L'infirmière Libérale Magazine n° 373 du 01/09/2020

 

LOI BIOÉTHIQUE

ACTUALITÉ

Anne-Lise Favier  

Alors que le projet de loi bioéthique vient d’être adopté par l’Assemblée nationale en deuxième lecture, un amendement concernant l’interruption médicale de grossesse a déclenché une vive polémique.

ISSU DES TRAVAUX DE LADÉLÉGATION AUX DROITS DES FEMMES, L’AMENDEMENT PROPOSÉ PAR LE GROUPE SOCIALISTE ETAPPARENTÉS PRÉCISE LE CADRE DE L’INTERRUPTION MÉDICALE DE GROSSESSE (IMG) EN AJOUTANT LA NOTION DE « DÉTRESSE PSYCHO SOCIALE » COMME CRITÈRE DE « PÉRIL GRAVE JUSTIFIANT LA RÉALISATION D’UNE IMG ». Cette notion a vivement été critiquée par les mouvements conservateurs, qui y voient une disposition visant à autoriser l’avortement en toutes circonstances. L’ajout de ce « critère invérifiable de détresse psycho sociale permettra de recourir à l’IMG jusqu’au terme de la grossesse », s’inquiète ainsi l’association Alliance Vita.

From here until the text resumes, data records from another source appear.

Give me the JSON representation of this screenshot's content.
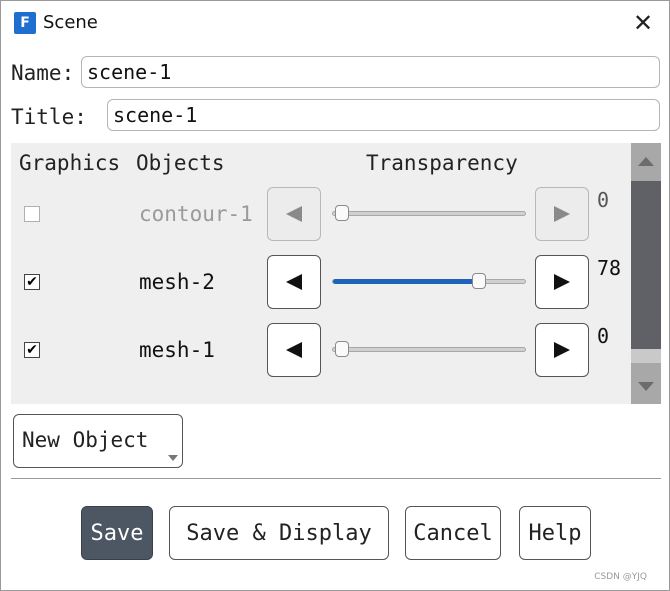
{
  "window": {
    "title": "Scene",
    "app_icon_letter": "F",
    "close_glyph": "✕"
  },
  "form": {
    "name_label": "Name:",
    "name_value": "scene-1",
    "title_label": "Title:",
    "title_value": "scene-1"
  },
  "objects_panel": {
    "header_graphics": "Graphics",
    "header_objects": "Objects",
    "header_transparency": "Transparency",
    "rows": [
      {
        "name": "contour-1",
        "checked": false,
        "enabled": false,
        "transparency": 0,
        "value_text": "0"
      },
      {
        "name": "mesh-2",
        "checked": true,
        "enabled": true,
        "transparency": 78,
        "value_text": "78"
      },
      {
        "name": "mesh-1",
        "checked": true,
        "enabled": true,
        "transparency": 0,
        "value_text": "0"
      }
    ],
    "slider_max": 100
  },
  "new_object": {
    "label": "New Object"
  },
  "buttons": {
    "save": "Save",
    "save_display": "Save & Display",
    "cancel": "Cancel",
    "help": "Help"
  },
  "colors": {
    "accent": "#1f63b8",
    "primary_button": "#4d5763",
    "panel_bg": "#efefef"
  },
  "icons": {
    "app": "fluent-app-icon",
    "close": "close-icon",
    "decrease": "triangle-left-icon",
    "increase": "triangle-right-icon",
    "scroll_up": "triangle-up-icon",
    "scroll_down": "triangle-down-icon",
    "dropdown": "chevron-down-icon"
  },
  "watermark": "CSDN @YJQ"
}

Pourtant, cette notion est déjà prévue par la loi, mais pas inscrite en tant que telle : l’IMG peut en effet être pratiquée sans restriction de délai, pour motif médical, « si la poursuite de la grossesse met en péril grave la santé de la femme ou si le fœtus est atteint d’une affection d’une gravité reconnue comme incurable, et ce jusqu’au terme de la grossesse ». Le Collège national des gynécologues et obstétriciens français (CNGOF) expliquait d’ailleurs l’an dernier cette disposition de la loi qui existe depuis le 4 juillet 2001 : « L’IMG psychosociale est actuellement mal connue dans les services de gynécologie-obstétrique. Elle concerne des femmes en situation de danger personnel, de violences, de difficultés psycho logiques majeures ou d’extrême précarité, rendant impossible la poursuite de leur grossesse alors même qu’elles dépassent le délai légal de 14 semaines d’aménorrhée. » Le collège rappelait en outre que l’interruption volontaire de grossesse (IVG) entraîne des déplacements à l’étranger néfastes pour la santé, onéreux, voire inaccessibles à certaines femmes.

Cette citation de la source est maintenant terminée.